Jakarta, FORTUNE - Menteri BUMN Erick Thohir menegaskan Indonesia tak akan mengekspor listrik dari energi baru terbarukan (EBT) ke luar negeri. Langkah ini dilakukan untuk mengutamakan kebutuhan domestik mengingat bauran EBT dalam sistem kelistrikan nasional masih 11,7 persen.
Nantinya, kata Erick, larangan ekspor energi baru terbarukan itu sama seperti kebijakan Domestic Market Obligation (DMO) batu bara dan minyak goreng yang mengharuskan badan usaha memenuhi kebutuhan dalam negeri terlebih dahulu.
"Kita sebagai negara yang mandiri harus memprioritaskan kebutuhan dalam negeri daripada kebutuhan negara lain, tapi bukan berarti kita antiasing. Tetap kita lakukan seperti yang kita lakukan kepada batu bara dan minyak sawit," ujarnya dalam keterangan resmi, Jumat (3/6).
Menurut Erick, keputusan pemerintah untuk melarang ekspor setrum EBT merupakan kebijakan yang lumrah karena tiap negara memiliki target tersendiri dalam transisi energi. Apalagi pemerintah kini aktif mendorong pembangunan dan pengembangan industri hijau di dalam negeri.
"Ketika negara membutuhkan energi terbarukan diprioritaskan ke dalam negeri sebelum ke luar negeri, itu mah sah-sah saja," ujar Erick.
Undang investor
Dalam KTT ASEAN - Amerika Serikat, pemerintah menyampaikan akan melarang ekspor energi baru terbarukan ke negara lain dan aturan terkait hal itu akan segera dibuat untuk memperkuat landasan kebijakannya.
Pemerintah mempersilakan perusahaan-perusahaan asing untuk masuk ke Indonesia dan membangun proyek energi baru terbarukan, namun energi bersihnya tidak untuk disalurkan ke luar Indonesia.

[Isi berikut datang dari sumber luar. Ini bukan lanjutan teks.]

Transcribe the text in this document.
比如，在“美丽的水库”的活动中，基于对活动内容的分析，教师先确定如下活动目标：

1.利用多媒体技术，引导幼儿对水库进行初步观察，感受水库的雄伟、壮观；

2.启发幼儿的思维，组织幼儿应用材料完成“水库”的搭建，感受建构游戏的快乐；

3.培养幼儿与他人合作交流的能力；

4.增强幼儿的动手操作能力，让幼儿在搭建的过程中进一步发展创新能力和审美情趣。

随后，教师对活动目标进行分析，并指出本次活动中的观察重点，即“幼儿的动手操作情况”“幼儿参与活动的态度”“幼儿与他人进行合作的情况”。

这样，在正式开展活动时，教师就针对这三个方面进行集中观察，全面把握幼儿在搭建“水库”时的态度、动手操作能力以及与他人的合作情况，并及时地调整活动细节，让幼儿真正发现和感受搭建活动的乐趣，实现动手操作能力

Beberapa perusahaan pelat merah seperti PT PLN (Persero) dan PT Pertamina (Persero) telah menjalin kontrak kerja sama dengan perusahaan asing untuk menghasilkan energi baru terbarukan dan mengekspornya.
Meski demikian, Kepala Pusat Studi Energi Universitas Gadjah Mada, Deendarlianto, mengatakan larangan itu tidak akan berdampak terhadap penanaman modal asing mengingat kebutuhan Indonesia terhadap energi bersih masih sangat besar.
Menurutnya jika suplai energi baru terbarukan itu belum bisa mencukupi kebutuhan domestik, maka larangan ekspor takkan menjadi persoalan lantaran bauran setrum bersih masih 11,7 persen, sedangkan pemerintah harus mengejar target 23 persen pada 2025.